When we arrive at a charging station, it may be out of order. It may be in use. And who knows what else might go wrong! Regardless, we need to be prepared. In the worst case, we have AAA Plus, which gives us 100 miles of free towing … but a tow truck won’t do the job. We’d need a flatbed. Since there is no neutral gear on an EV (because there is no transmission), turning wheels always engage the motor, and since “Mo” is 4-wheel-drive, when a wheel turns, a motor turns. No more tow trucks for us.

Mostly, I suspect we will need lots of patience and a good sense of humor.

Finding charging stations, I am learning, is not so easy! Tesla has an extensive network of high-speed chargers, but they don’t work on other cars. One day, Tesla will adapt its chargers so they work on cars like “Mo,” but the change is coming slowly. We’re not there yet. Maybe next year. 

Then there’s the issue of charging speeds. Level 2 chargers work fine but take 5-10 hours to charge the batteries. That is fine for an overnight, but not a quick juice-up-and-go. Level 3 chargers will charge to 85% in about a half hour. Not bad if you have the right connector – a CCS in “Mo’s” case.

If I were a motel chain, I would install a charger at every property, advertise the hell out of it, and allow EV drivers to reserve a charger when they reserve their rooms. A few hotels and motels, I have learned, are on that trajectory, but it is still precious few. 

Google Maps is in on this adventure too. If you put a route into Google Maps (on your computer but not on your phone) and then hit the “EV Charging” tab, it will show a lot of the charging stations on the route … but not all of the charging stations by any matter of means.

I have also downloaded apps from different charging companies: “PlugShare,” “Electrify America,” “EVGo,” “ChargePoint,” “ChargeWay,” “ViaLynk,” “ChargeHub,” and “FLO.”
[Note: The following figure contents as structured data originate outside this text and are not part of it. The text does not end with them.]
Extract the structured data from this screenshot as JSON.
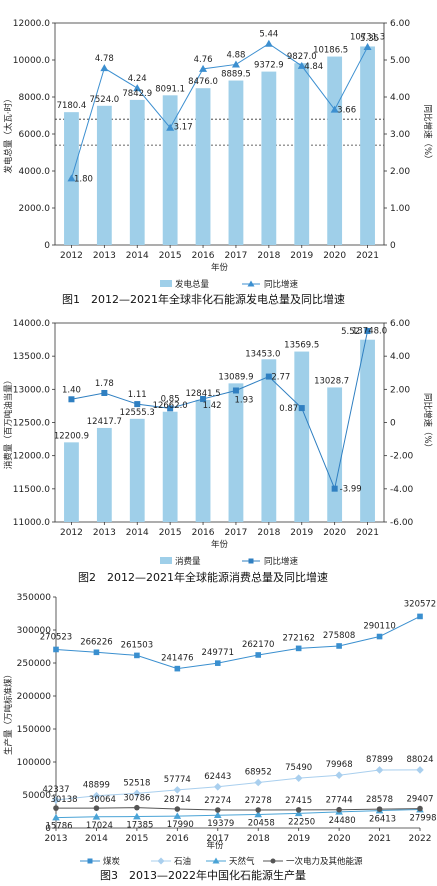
{
  "colors": {
    "bar": "#9fcfe9",
    "line1": "#3c8fd0",
    "line2": "#2f7fc1",
    "coal": "#3a8fcf",
    "oil": "#a9cfee",
    "gas": "#4aa3d6",
    "primary": "#555555"
  },
  "chart_data": [
    {
      "type": "bar",
      "categories": [
        "2012",
        "2013",
        "2014",
        "2015",
        "2016",
        "2017",
        "2018",
        "2019",
        "2020",
        "2021"
      ],
      "series": [
        {
          "name": "发电总量",
          "type": "bar",
          "axis": "left",
          "values": [
            7180.4,
            7524.0,
            7842.9,
            8091.1,
            8476.0,
            8889.5,
            9372.9,
            9827.0,
            10186.5,
            10731.3
          ],
          "labels": [
            "7180.4",
            "7524.0",
            "7842.9",
            "8091.1",
            "8476.0",
            "8889.5",
            "9372.9",
            "9827.0",
            "10186.5",
            "10731.3"
          ]
        },
        {
          "name": "同比增速",
          "type": "line",
          "axis": "right",
          "values": [
            1.8,
            4.78,
            4.24,
            3.17,
            4.76,
            4.88,
            5.44,
            4.84,
            3.66,
            5.35
          ],
          "labels": [
            "1.80",
            "4.78",
            "4.24",
            "3.17",
            "4.76",
            "4.88",
            "5.44",
            "4.84",
            "3.66",
            "5.35"
          ]
        }
      ],
      "ylim": [
        0,
        12000
      ],
      "y2lim": [
        0,
        6
      ],
      "yticks": [
        "0",
        "2000.0",
        "4000.0",
        "6000.0",
        "8000.0",
        "10000.0",
        "12000.0"
      ],
      "y2ticks": [
        "0",
        "1.00",
        "2.00",
        "3.00",
        "4.00",
        "5.00",
        "6.00"
      ],
      "ylabel": "发电总量（太瓦·时）",
      "y2label": "同比增速（%）",
      "xlabel": "年份",
      "refline_values": [
        6800,
        5400
      ],
      "legend_position": "bottom",
      "caption": "图1　2012—2021年全球非化石能源发电总量及同比增速"
    },
    {
      "type": "bar",
      "categories": [
        "2012",
        "2013",
        "2014",
        "2015",
        "2016",
        "2017",
        "2018",
        "2019",
        "2020",
        "2021"
      ],
      "series": [
        {
          "name": "消费量",
          "type": "bar",
          "axis": "left",
          "values": [
            12200.9,
            12417.7,
            12555.3,
            12662.0,
            12841.5,
            13089.9,
            13453.0,
            13569.5,
            13028.7,
            13748.0
          ],
          "labels": [
            "12200.9",
            "12417.7",
            "12555.3",
            "12662.0",
            "12841.5",
            "13089.9",
            "13453.0",
            "13569.5",
            "13028.7",
            "13748.0"
          ]
        },
        {
          "name": "同比增速",
          "type": "line",
          "axis": "right",
          "values": [
            1.4,
            1.78,
            1.11,
            0.85,
            1.42,
            1.93,
            2.77,
            0.87,
            -3.99,
            5.52
          ],
          "labels": [
            "1.40",
            "1.78",
            "1.11",
            "0.85",
            "1.42",
            "1.93",
            "2.77",
            "0.87",
            "-3.99",
            "5.52"
          ]
        }
      ],
      "ylim": [
        11000,
        14000
      ],
      "y2lim": [
        -6,
        6
      ],
      "yticks": [
        "11000.0",
        "11500.0",
        "12000.0",
        "12500.0",
        "13000.0",
        "13500.0",
        "14000.0"
      ],
      "y2ticks": [
        "-6.00",
        "-4.00",
        "-2.00",
        "0",
        "2.00",
        "4.00",
        "6.00"
      ],
      "ylabel": "消费量（百万吨油当量）",
      "y2label": "同比增速（%）",
      "xlabel": "年份",
      "legend_position": "bottom",
      "caption": "图2　2012—2021年全球能源消费总量及同比增速"
    },
    {
      "type": "line",
      "categories": [
        "2013",
        "2014",
        "2015",
        "2016",
        "2017",
        "2018",
        "2019",
        "2020",
        "2021",
        "2022"
      ],
      "series": [
        {
          "name": "煤炭",
          "values": [
            270523,
            266226,
            261503,
            241476,
            249771,
            262170,
            272162,
            275808,
            290110,
            320572
          ]
        },
        {
          "name": "石油",
          "values": [
            42337,
            48899,
            52518,
            57774,
            62443,
            68952,
            75490,
            79968,
            87899,
            88024
          ]
        },
        {
          "name": "天然气",
          "values": [
            15786,
            17024,
            17385,
            17990,
            19379,
            20458,
            22250,
            24480,
            26413,
            27998
          ]
        },
        {
          "name": "一次电力及其他能源",
          "values": [
            30138,
            30064,
            30786,
            28714,
            27274,
            27278,
            27415,
            27744,
            28578,
            29407
          ]
        }
      ],
      "ylim": [
        0,
        350000
      ],
      "yticks": [
        "0",
        "50000",
        "100000",
        "150000",
        "200000",
        "250000",
        "300000",
        "350000"
      ],
      "ylabel": "生产量（万吨标准煤）",
      "xlabel": "年份",
      "legend_position": "bottom",
      "caption": "图3　2013—2022年中国化石能源生产量"
    }
  ]
}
NEWS FLASH … QUESTION: How fast is this landscape changing? ANSWER: As I was writing the last three paragraphs, I got an email from Nissan. In that moment, they notified me that they had added a charging station mapping feature to the “My Nissan” app that combines all of the charging apps from the last paragraph. Nissan has done a bunch of the time-consuming work for me. Regardless, I am still planning on an adventure and allotting a lot more time than I would otherwise just to control frustration.

Stay tuned. You’ll get the skinny as it happens. If we indeed choose to go with EV instead of gas, I expect no shortage of adventures.


EPILOGUE: About 10 minutes ago, Rebecca and I decided to go for it!!! The only uncertainty now is a major winter storm along the route, and I expect that would trip us up regardless of vehicle.